Les limites imprécises d’une fonction

Le poste de conseiller à la sécurité nationale se caractérise d’abord par un flou structurel. Fonction créée à l’arrivée au pouvoir du président Eisenhower en 1953, le conseiller à la sécurité nationale dirige l’administration du Conseil à la sécurité nationale où siègent avec lui le président, le secrétaire d’Etat et le secrétaire à la Défense. Il est désigné par le président et sa nomination ne requiert pas de confirmation par le Congrès. Le champ de ses prérogatives est très variable, le terme de sécurité étant entendu de façon large. La sécurité nationale peut, du point de vue américain, recouvrir toute question internationale considérée comme menace potentielle pour l’intégrité territoriale du pays.  Ainsi, au fil des années et selon leurs tempéraments, les conseillers à la sécurité nationale ont pu exercer une influence majeure sur l’orientation de la politique étrangère. Dans certains cas, ils ont tout simplement pris le pas sur le Foggy Bottom – le département d’Etat américain.

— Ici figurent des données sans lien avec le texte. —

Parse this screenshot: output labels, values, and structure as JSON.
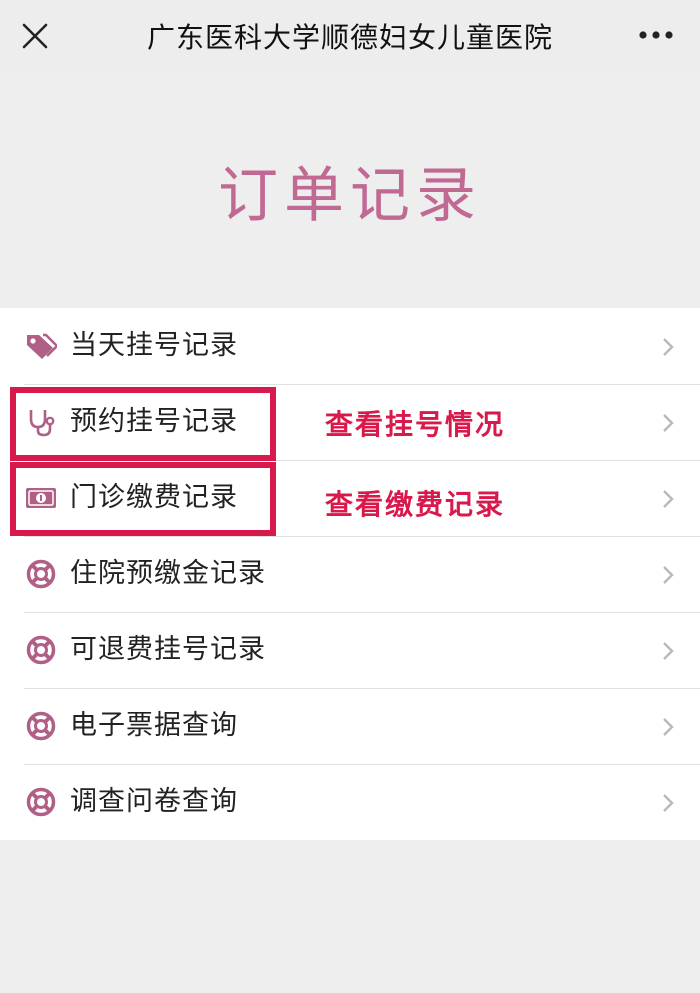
{
  "topbar": {
    "title": "广东医科大学顺德妇女儿童医院"
  },
  "page_heading": "订单记录",
  "menu": [
    {
      "label": "当天挂号记录",
      "icon": "tag-icon"
    },
    {
      "label": "预约挂号记录",
      "icon": "stethoscope-icon"
    },
    {
      "label": "门诊缴费记录",
      "icon": "money-icon"
    },
    {
      "label": "住院预缴金记录",
      "icon": "lifebuoy-icon"
    },
    {
      "label": "可退费挂号记录",
      "icon": "lifebuoy-icon"
    },
    {
      "label": "电子票据查询",
      "icon": "lifebuoy-icon"
    },
    {
      "label": "调查问卷查询",
      "icon": "lifebuoy-icon"
    }
  ],
  "annotations": {
    "registration": "查看挂号情况",
    "payment": "查看缴费记录"
  },
  "colors": {
    "accent": "#c06a93",
    "annotation": "#d8194b",
    "icon": "#b05f86",
    "chevron": "#b9b9b9"
  }
}
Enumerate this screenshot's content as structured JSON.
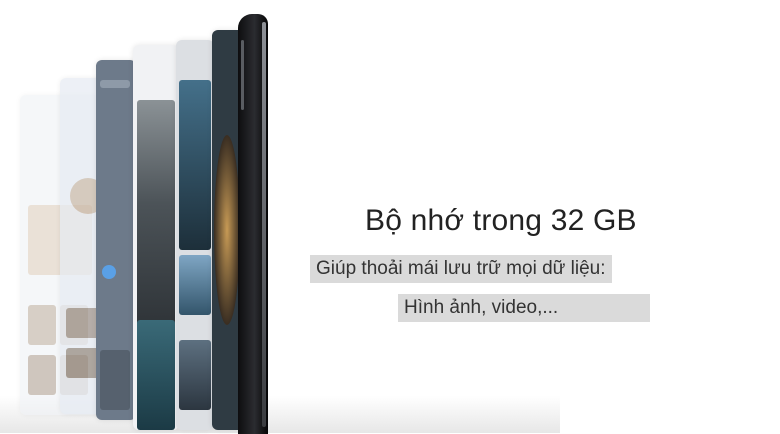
{
  "banner": {
    "title": "Bộ nhớ trong 32 GB",
    "line1": "Giúp thoải mái lưu trữ mọi dữ liệu:",
    "line2": "Hình ảnh, video,..."
  },
  "colors": {
    "text": "#222222",
    "highlight": "#dadada",
    "phone": "#111114"
  }
}
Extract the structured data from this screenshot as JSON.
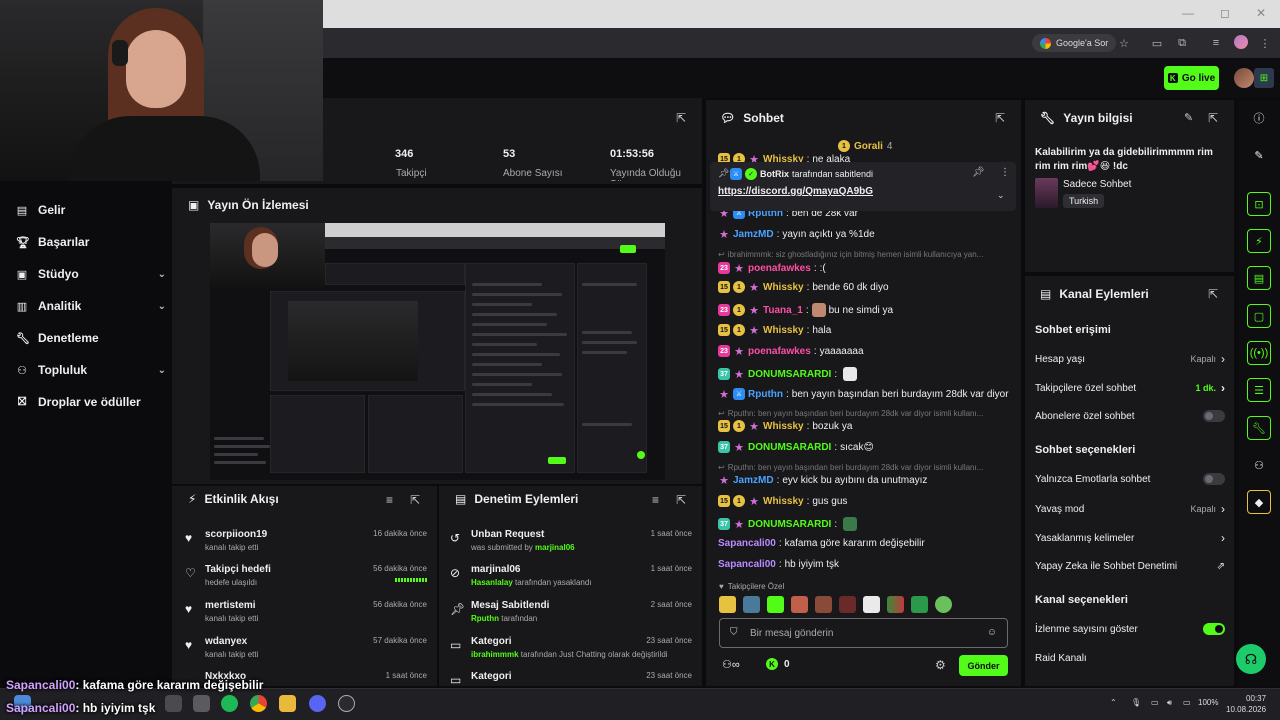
{
  "browser": {
    "google_ask_label": "Google'a Sor"
  },
  "header": {
    "go_live_label": "Go live"
  },
  "sidebar": {
    "items": [
      {
        "label": "Gelir",
        "icon": "wallet-icon"
      },
      {
        "label": "Başarılar",
        "icon": "trophy-icon"
      },
      {
        "label": "Stüdyo",
        "icon": "studio-icon"
      },
      {
        "label": "Analitik",
        "icon": "analytics-icon"
      },
      {
        "label": "Denetleme",
        "icon": "wrench-icon"
      },
      {
        "label": "Topluluk",
        "icon": "community-icon"
      },
      {
        "label": "Droplar ve ödüller",
        "icon": "gift-icon"
      }
    ]
  },
  "stats": [
    {
      "value": "346",
      "label": "Takipçi"
    },
    {
      "value": "53",
      "label": "Abone Sayısı"
    },
    {
      "value": "01:53:56",
      "label": "Yayında Olduğu Süre"
    }
  ],
  "preview": {
    "title": "Yayın Ön İzlemesi"
  },
  "activity": {
    "title": "Etkinlik Akışı",
    "items": [
      {
        "name": "scorpiioon19",
        "sub": "kanalı takip etti",
        "time": "16 dakika önce",
        "icon": "heart"
      },
      {
        "name": "Takipçi hedefi",
        "sub": "hedefe ulaşıldı",
        "time": "56 dakika önce",
        "icon": "heart-outline"
      },
      {
        "name": "mertistemi",
        "sub": "kanalı takip etti",
        "time": "56 dakika önce",
        "icon": "heart"
      },
      {
        "name": "wdanyex",
        "sub": "kanalı takip etti",
        "time": "57 dakika önce",
        "icon": "heart"
      },
      {
        "name": "Nxkxkxo",
        "sub": "",
        "time": "1 saat önce",
        "icon": "heart"
      }
    ]
  },
  "moderation": {
    "title": "Denetim Eylemleri",
    "items": [
      {
        "name": "Unban Request",
        "pre": "was submitted by ",
        "hl": "marjinal06",
        "post": "",
        "time": "1 saat önce",
        "icon": "undo"
      },
      {
        "name": "marjinal06",
        "pre": "",
        "hl": "Hasanlalay",
        "post": " tarafından yasaklandı",
        "time": "1 saat önce",
        "icon": "ban"
      },
      {
        "name": "Mesaj Sabitlendi",
        "pre": "",
        "hl": "Rputhn",
        "post": " tarafından",
        "time": "2 saat önce",
        "icon": "pin"
      },
      {
        "name": "Kategori",
        "pre": "",
        "hl": "ibrahimmmk",
        "post": " tarafından Just Chatting olarak değiştirildi",
        "time": "23 saat önce",
        "icon": "category"
      },
      {
        "name": "Kategori",
        "pre": "",
        "hl": "",
        "post": "",
        "time": "23 saat önce",
        "icon": "category"
      }
    ]
  },
  "chat": {
    "title": "Sohbet",
    "top_gifter": "Gorali",
    "top_gifter_count": "4",
    "pinned_user": "BotRix",
    "pinned_suffix": "tarafından sabitlendi",
    "pinned_link": "https://discord.gg/QmayaQA9bG",
    "messages": [
      {
        "user": "Whissky",
        "color": "#e7c142",
        "text": "ne alaka",
        "badges": [
          "sub",
          "gift",
          "star"
        ],
        "sys": false
      },
      {
        "user": "Rputhn",
        "color": "#4aa3ff",
        "text": "ben de 28k var",
        "badges": [
          "star",
          "mod"
        ],
        "sys": false
      },
      {
        "user": "JamzMD",
        "color": "#4aa3ff",
        "text": "yayın açıktı ya %1de",
        "badges": [
          "star"
        ],
        "sys": false
      },
      {
        "user": "",
        "color": "#77777c",
        "text": "ibrahimmmk: siz ghostladığınız için bitmiş hemen isimli kullanıcıya yan...",
        "badges": [],
        "sys": true
      },
      {
        "user": "poenafawkes",
        "color": "#ff4fa5",
        "text": ":(",
        "badges": [
          "pink",
          "star"
        ],
        "sys": false
      },
      {
        "user": "Whissky",
        "color": "#e7c142",
        "text": "bende 60 dk diyo",
        "badges": [
          "sub",
          "gift",
          "star"
        ],
        "sys": false
      },
      {
        "user": "Tuana_1",
        "color": "#ff4fa5",
        "text": "bu ne simdi ya",
        "badges": [
          "pink",
          "gift",
          "star"
        ],
        "sys": false
      },
      {
        "user": "Whissky",
        "color": "#e7c142",
        "text": "hala",
        "badges": [
          "sub",
          "gift",
          "star"
        ],
        "sys": false
      },
      {
        "user": "poenafawkes",
        "color": "#ff4fa5",
        "text": "yaaaaaaa",
        "badges": [
          "pink",
          "star"
        ],
        "sys": false
      },
      {
        "user": "DONUMSARARDI",
        "color": "#53fc18",
        "text": "",
        "badges": [
          "teal",
          "star"
        ],
        "sys": false
      },
      {
        "user": "Rputhn",
        "color": "#4aa3ff",
        "text": "ben yayın başından beri burdayım 28dk var diyor",
        "badges": [
          "star",
          "mod"
        ],
        "sys": false
      },
      {
        "user": "",
        "color": "#77777c",
        "text": "Rputhn: ben yayın başından beri burdayım 28dk var diyor isimli kullanı...",
        "badges": [],
        "sys": true
      },
      {
        "user": "Whissky",
        "color": "#e7c142",
        "text": "bozuk ya",
        "badges": [
          "sub",
          "gift",
          "star"
        ],
        "sys": false
      },
      {
        "user": "DONUMSARARDI",
        "color": "#53fc18",
        "text": "sıcak😊",
        "badges": [
          "teal",
          "star"
        ],
        "sys": false
      },
      {
        "user": "",
        "color": "#77777c",
        "text": "Rputhn: ben yayın başından beri burdayım 28dk var diyor isimli kullanı...",
        "badges": [],
        "sys": true
      },
      {
        "user": "JamzMD",
        "color": "#4aa3ff",
        "text": "eyv kick bu ayıbını da unutmayız",
        "badges": [
          "star"
        ],
        "sys": false
      },
      {
        "user": "Whissky",
        "color": "#e7c142",
        "text": "gus gus",
        "badges": [
          "sub",
          "gift",
          "star"
        ],
        "sys": false
      },
      {
        "user": "DONUMSARARDI",
        "color": "#53fc18",
        "text": "",
        "badges": [
          "teal",
          "star"
        ],
        "sys": false
      },
      {
        "user": "Sapancali00",
        "color": "#b98aff",
        "text": "kafama göre kararım değişebilir",
        "badges": [],
        "sys": false
      },
      {
        "user": "Sapancali00",
        "color": "#b98aff",
        "text": "hb iyiyim tşk",
        "badges": [],
        "sys": false
      }
    ],
    "followers_only_label": "Takipçilere Özel",
    "input_placeholder": "Bir mesaj gönderin",
    "points": "0",
    "send_label": "Gönder"
  },
  "stream_info": {
    "title": "Yayın bilgisi",
    "text": "Kalabilirim ya da gidebilirimmmm rim rim rim rim💕😆 !dc",
    "category": "Sadece Sohbet",
    "tag": "Turkish"
  },
  "channel_actions": {
    "title": "Kanal Eylemleri",
    "chat_access": "Sohbet erişimi",
    "rows_access": [
      {
        "label": "Hesap yaşı",
        "value": "Kapalı",
        "type": "chevron"
      },
      {
        "label": "Takipçilere özel sohbet",
        "value": "1 dk.",
        "type": "chevron-green"
      },
      {
        "label": "Abonelere özel sohbet",
        "value": "",
        "type": "toggle-off"
      }
    ],
    "chat_options": "Sohbet seçenekleri",
    "rows_options": [
      {
        "label": "Yalnızca Emotlarla sohbet",
        "value": "",
        "type": "toggle-off"
      },
      {
        "label": "Yavaş mod",
        "value": "Kapalı",
        "type": "chevron"
      },
      {
        "label": "Yasaklanmış kelimeler",
        "value": "",
        "type": "chevron"
      },
      {
        "label": "Yapay Zeka ile Sohbet Denetimi",
        "value": "",
        "type": "external"
      }
    ],
    "channel_options": "Kanal seçenekleri",
    "rows_channel": [
      {
        "label": "İzlenme sayısını göster",
        "value": "",
        "type": "toggle-on"
      },
      {
        "label": "Raid Kanalı",
        "value": "",
        "type": "none"
      }
    ]
  },
  "overlay": {
    "lines": [
      {
        "user": "Sapancali00",
        "text": ": kafama göre kararım değişebilir"
      },
      {
        "user": "Sapancali00",
        "text": ": hb iyiyim tşk"
      }
    ]
  },
  "taskbar": {
    "battery": "100%",
    "time": "00:37",
    "date": "10.08.2026"
  }
}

L’exemple le plus marquant en la matière est celui d’Henry Kissinger, conseiller omnipotent sous les présidences Nixon et Ford, qui cumula même cette fonction avec le secrétariat d’Etat entre 1973 et 1975 après avoir poussé à la démission le laissé-pour-compte William Rogers. Même si un tel schéma ne s’est jamais réédité, il illustre bien les possibles contentieux de compétence des trois postes stratégiques de l’action américaine à l’étranger. L’imprécision des limites de la fonction si caractéristique du gouvernement américain qu’est le conseiller à la sécurité nationale favorise de fait le conflit avec les départements d’Etat et de la Défense. Dans le cas de John Bolton, la relation avec le secrétaire d’Etat Mike Pompeo s’est avérée conflictuelle sur de nombreux sujets de politique étrangère.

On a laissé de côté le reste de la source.